Parecer
Autos nº. 0160938-52.2012.8.26.00000
Requerente: Prefeito do Município de Teodoro Sampaio
Objeto: Emenda n. 01/2012 à Lei Orgânica do Município de Teodoro Sampaio
Ementa:
Constitucional. Administrativo. Ação direta de inconstitucionalidade. Emenda n. 01/2012, que acresceu as alíneas “a”, “b”, “c”, “d”, “e”, “f” e “g” ao inciso II do art. 82 da Lei Orgânica Municipal de Teodoro Sampaio, e veda a admissão e nomeação, para cargo, função ou emprego público de servidores do Poder Executivo, da Administração Direta e Indireta, bem como do Poder Legislativo; o exercício da função de representante ou conselheiro dos Conselhos Municipais ou Conselho Tutelar; e, ainda, de dirigentes das entidades sem fins lucrativos que mantiverem contratos ou receberem verbas públicas; “que incidam nas hipóteses de inelegibilidade, previstas na legislação federal, em especial a Lei Complementar n. 135, de 04 de junho de 2010”. Emenda de autoria parlamentar.

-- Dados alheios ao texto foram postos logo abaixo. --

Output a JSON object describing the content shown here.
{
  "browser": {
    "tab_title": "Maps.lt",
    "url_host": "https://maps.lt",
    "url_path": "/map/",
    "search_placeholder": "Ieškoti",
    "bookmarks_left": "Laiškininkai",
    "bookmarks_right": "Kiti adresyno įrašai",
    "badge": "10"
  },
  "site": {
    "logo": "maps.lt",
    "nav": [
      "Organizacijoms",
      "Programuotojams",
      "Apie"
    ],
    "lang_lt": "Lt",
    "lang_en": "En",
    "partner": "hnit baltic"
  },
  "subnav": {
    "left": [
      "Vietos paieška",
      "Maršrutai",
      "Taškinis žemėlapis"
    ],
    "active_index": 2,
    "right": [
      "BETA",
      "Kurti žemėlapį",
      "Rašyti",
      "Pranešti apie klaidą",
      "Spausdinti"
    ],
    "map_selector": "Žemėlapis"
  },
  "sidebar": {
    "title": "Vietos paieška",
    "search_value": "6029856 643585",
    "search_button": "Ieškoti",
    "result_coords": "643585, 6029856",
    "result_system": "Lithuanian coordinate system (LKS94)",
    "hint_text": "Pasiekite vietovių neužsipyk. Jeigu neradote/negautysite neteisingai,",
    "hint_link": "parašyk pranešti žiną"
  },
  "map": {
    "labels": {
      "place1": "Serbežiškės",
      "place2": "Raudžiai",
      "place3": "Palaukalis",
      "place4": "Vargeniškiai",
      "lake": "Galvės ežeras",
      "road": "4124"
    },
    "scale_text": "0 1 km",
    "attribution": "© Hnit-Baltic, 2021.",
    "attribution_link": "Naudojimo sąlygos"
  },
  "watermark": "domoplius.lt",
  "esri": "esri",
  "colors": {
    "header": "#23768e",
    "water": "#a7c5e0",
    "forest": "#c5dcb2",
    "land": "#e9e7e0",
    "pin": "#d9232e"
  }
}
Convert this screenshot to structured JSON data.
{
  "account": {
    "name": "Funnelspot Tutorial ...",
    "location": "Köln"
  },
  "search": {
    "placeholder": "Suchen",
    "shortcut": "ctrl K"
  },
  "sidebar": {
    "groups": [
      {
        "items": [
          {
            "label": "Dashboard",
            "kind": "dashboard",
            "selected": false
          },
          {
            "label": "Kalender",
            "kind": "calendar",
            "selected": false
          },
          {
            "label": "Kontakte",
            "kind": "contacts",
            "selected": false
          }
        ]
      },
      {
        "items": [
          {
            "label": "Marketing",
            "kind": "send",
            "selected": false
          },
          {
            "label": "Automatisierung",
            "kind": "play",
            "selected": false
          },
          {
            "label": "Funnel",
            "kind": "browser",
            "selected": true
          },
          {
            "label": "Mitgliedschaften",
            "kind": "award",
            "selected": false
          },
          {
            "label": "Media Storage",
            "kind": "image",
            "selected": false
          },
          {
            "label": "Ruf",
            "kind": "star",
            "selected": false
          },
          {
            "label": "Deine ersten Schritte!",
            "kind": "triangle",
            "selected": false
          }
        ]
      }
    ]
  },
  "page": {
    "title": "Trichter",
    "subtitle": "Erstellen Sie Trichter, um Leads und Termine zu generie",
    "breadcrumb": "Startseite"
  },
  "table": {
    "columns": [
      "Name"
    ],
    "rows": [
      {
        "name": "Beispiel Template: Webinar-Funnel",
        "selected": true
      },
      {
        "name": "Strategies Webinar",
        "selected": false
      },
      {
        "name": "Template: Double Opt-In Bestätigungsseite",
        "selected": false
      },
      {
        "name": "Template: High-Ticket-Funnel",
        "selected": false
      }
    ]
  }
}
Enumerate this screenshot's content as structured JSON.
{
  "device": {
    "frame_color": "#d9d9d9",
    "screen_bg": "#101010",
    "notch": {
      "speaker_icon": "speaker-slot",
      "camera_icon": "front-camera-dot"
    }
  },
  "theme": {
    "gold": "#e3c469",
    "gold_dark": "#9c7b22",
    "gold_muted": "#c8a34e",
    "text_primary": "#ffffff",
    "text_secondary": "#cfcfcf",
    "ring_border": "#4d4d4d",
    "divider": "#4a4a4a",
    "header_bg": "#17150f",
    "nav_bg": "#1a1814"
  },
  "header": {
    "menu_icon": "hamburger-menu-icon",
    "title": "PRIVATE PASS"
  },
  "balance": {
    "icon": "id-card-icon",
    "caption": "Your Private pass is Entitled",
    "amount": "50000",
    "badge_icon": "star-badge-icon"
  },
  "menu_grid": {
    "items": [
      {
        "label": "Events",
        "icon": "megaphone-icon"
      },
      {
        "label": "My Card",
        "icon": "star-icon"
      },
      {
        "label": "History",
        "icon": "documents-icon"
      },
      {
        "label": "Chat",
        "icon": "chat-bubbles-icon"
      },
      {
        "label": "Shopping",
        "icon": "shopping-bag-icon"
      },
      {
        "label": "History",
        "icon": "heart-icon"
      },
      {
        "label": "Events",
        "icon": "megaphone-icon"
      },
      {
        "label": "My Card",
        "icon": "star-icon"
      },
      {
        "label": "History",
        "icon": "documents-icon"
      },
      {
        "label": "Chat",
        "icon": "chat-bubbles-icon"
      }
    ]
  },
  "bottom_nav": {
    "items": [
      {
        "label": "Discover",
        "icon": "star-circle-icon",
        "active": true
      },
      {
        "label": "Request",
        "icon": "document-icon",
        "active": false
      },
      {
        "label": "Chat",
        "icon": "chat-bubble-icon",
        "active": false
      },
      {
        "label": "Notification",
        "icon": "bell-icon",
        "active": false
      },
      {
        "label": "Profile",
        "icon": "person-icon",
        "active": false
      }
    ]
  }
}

1. Parâmetro exclusivo do controle de constitucionalidade pela via abstrata, concentrada e direta de lei ou ato normativo municipal é a Constituição Estadual (art. 125, § 2º, CF), razão pela qual se afigura inidôneo o seu contraste com normas da Lei Orgânica ou da Constituição Federal.
2. Ausência de constatação de invasão da competência normativa federal (art. 22, I, CF), porque não tratou das matérias ali enumeradas, e não cuidou de eleições, mandatos ou responsabilidade criminal, situando-se no espaço da autonomia municipal (arts. 29 e 30 da CF).
3. O Chefe do Poder Executivo tem iniciativa legislativa reservada para o provimento de cargos públicos (art. 24, § 2º, 1 e 4, CE; art. 61, § 1º, II, a e c, CF), mas, a exigência de honorabilidade para o provimento de cargos públicos, tal e qual a restrição ao nepotismo, se situa no raio de incidência do princípio da moralidade administrativa (art. 37, CF; art. 111, CE), não impondo a observância dessa reserva.
4. Ademais, a reserva de iniciativa legislativa é referente aos requisitos para o provimento de cargos públicos, e não para as condições para provimento de cargos públicos, matéria que está no domínio da iniciativa legislativa comum ou concorrente, porque não se refere ao acesso ao cargo público, mas, à aptidão para o seu exercício.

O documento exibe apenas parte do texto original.